Should My Dog Eat Cereals?
Cereals! The eternal debate! One thing is for sure, if it’s the first ingredient of the list, put the bag back on the shelf, especially if it’s soy or corn. Those two, even for us, usually do more harm than good. Furthermore, companies have a few tricks up their sleeves, so you need to stay alert! For example, on a label that says beef, brown rice, white rice, wheat, the cereals have been divided into smaller categories. This tricks you into thinking the beef is stealing the show, but if we add them up, they are probably present in greater quantity than the meat. (e.g. rice+wheat+brown rice> beef). Yes, it sounds complicated, we know, but by taking the time to read labels, you’ll become an expert for sure!
Healthy Treats: Try Hemp Biscuits
Treats are a real joy for dogs. Choosing a natural and healthy option is the way to go. Luckily, these days, such products are easier to find. Crocx, a pioneer in hemp-based and vegetarian treats offer high quality products, free from corn, soy and wheat for a biscuit that you four-legged friend will love!

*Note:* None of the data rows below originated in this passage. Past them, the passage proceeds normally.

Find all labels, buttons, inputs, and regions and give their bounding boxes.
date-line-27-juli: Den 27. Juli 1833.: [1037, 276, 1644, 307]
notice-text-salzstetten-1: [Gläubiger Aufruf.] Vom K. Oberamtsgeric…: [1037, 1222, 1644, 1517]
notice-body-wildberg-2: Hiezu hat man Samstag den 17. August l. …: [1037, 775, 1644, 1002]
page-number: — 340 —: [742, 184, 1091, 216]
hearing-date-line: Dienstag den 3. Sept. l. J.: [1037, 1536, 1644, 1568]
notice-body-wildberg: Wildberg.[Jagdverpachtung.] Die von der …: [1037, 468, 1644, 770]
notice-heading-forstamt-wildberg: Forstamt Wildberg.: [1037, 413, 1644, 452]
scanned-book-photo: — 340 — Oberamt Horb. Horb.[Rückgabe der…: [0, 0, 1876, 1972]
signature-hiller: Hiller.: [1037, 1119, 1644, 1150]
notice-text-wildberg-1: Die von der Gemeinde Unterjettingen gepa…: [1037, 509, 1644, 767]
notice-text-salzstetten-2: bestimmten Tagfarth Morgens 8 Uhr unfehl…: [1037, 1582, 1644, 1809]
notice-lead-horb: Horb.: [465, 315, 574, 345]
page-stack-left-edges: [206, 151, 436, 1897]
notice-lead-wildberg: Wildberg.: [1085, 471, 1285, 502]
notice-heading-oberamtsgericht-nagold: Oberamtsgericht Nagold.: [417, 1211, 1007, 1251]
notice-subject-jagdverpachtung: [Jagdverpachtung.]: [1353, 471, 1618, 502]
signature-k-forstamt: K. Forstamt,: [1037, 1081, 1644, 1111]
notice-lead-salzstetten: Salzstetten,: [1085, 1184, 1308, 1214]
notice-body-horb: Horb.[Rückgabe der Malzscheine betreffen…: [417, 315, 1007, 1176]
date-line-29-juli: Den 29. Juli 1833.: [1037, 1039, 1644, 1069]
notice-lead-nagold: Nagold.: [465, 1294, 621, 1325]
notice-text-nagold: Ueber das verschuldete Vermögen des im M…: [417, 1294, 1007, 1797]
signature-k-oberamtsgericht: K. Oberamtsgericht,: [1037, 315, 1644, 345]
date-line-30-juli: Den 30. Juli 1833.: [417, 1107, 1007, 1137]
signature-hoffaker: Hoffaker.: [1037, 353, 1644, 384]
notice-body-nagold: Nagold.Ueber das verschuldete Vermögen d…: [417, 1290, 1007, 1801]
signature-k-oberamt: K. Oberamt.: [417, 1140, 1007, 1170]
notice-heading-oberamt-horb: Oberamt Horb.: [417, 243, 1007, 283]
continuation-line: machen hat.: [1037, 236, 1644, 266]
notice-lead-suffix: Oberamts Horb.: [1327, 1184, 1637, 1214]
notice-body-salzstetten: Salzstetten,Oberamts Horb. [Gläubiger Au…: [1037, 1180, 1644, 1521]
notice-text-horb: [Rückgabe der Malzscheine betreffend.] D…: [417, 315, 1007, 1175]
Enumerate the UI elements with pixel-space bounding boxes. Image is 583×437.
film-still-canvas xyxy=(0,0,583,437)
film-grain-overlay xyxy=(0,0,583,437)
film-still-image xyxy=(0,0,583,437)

A Few More Tips for a Healthy Diet for Your Dog
To wrap up our list of tips with additional advice, keep in mind that what you feed your dog should be free of preservatives, added sugars and additives. As for food colouring, they are totally useless because let’s be honest, your pet is not fussy about such things. Lastly, some dog food contains fruits and veggies and that’s fine, as long as it also offers a well-balanced protein source. Still doubting your choice? Look at your pooch’s coat, teeth and check its breath. They are good indicators of a healthy diet and will guide you in choosing the best diet possible.